Fifty-three percent of nearly 2,000 people surveyed by a City of Austin consultant said they had been verbally abused or harassed because of their sexual orientation or gender identity. According to a new 161-page report on Austin’s lesbian, gay, bisexual, transgender and queer community, that abuse most commonly came from strangers.
The LGBTQIA+ Quality of Life Study, which was funded by the city and completed by research firm Health Management Associates, attempted to identify how members of the community experience things like housing, health care and policing in Austin.

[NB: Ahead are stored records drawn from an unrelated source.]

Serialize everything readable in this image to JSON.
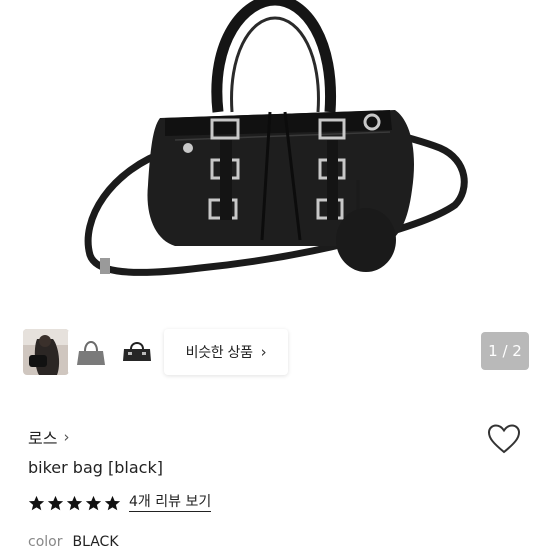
{
  "gallery": {
    "similar_products_label": "비슷한 상품",
    "image_counter": "1 / 2"
  },
  "product": {
    "brand": "로스",
    "name": "biker bag [black]",
    "rating_stars": 5,
    "review_link": "4개 리뷰 보기",
    "color_label": "color",
    "color_value": "BLACK"
  },
  "icons": {
    "heart": "heart-outline-icon",
    "star": "star-filled-icon",
    "chevron": "chevron-right-icon"
  },
  "colors": {
    "counter_bg": "#b9b9b9",
    "text": "#222222",
    "muted": "#888888"
  }
}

“We can’t talk about gentrification unless we’re talking about queer issues,” City Council Member Greg Casar said at a meeting Tuesday during which the survey results were presented. “We can’t talk about police reform unless we’re talking about those issues.”
The city began looking into a survey like this in earnest in 2017, the same year the Austin City Council created the LGBTQ Quality of Life Advisory Commission.
“We didn’t have any demographic data about the LGBTQ community in Austin,” Victor Martinez, one of the commissioners, told KUT. “We didn’t know how many of us there were, where do we live, what our needs are.”
Martinez said many of what surveyors found did not surprise him. For example, 41% of respondents said they felt uncomfortable asking police for help.
Others interviewed in focus groups said they left Austin to find doctors who were more educated about their needs.
“We heard that people were going to Houston for health care,” Charles Robbins, a principal with the firm that did the survey, told council members.
According to the Williams Institute, a research center out of the UCLA Law Center, nearly 6% of the Austin-area population identify as LGBT, ranking Austin behind San Francisco and Portland in a list of cities with the largest portion of LGBT residents. On Monday, Austin’s Transportation Department painted a rainbow-colored crosswalk downtown for National Coming Out Day.
Yet, Austin does not have a LGBTQ community center, something those who participated in focus groups said they’d really like to see built.
Ryn Gonzales, who chairs the city commission, said they have been a part of numerous conversations about a community center in Austin. But these talks often stall, they said, because no one can settle on where to put a center.
“Unlike other cities, Austin doesn’t have what would be colloquially called a gayborhood, which is typically where a community center pops up,” Gonzales said.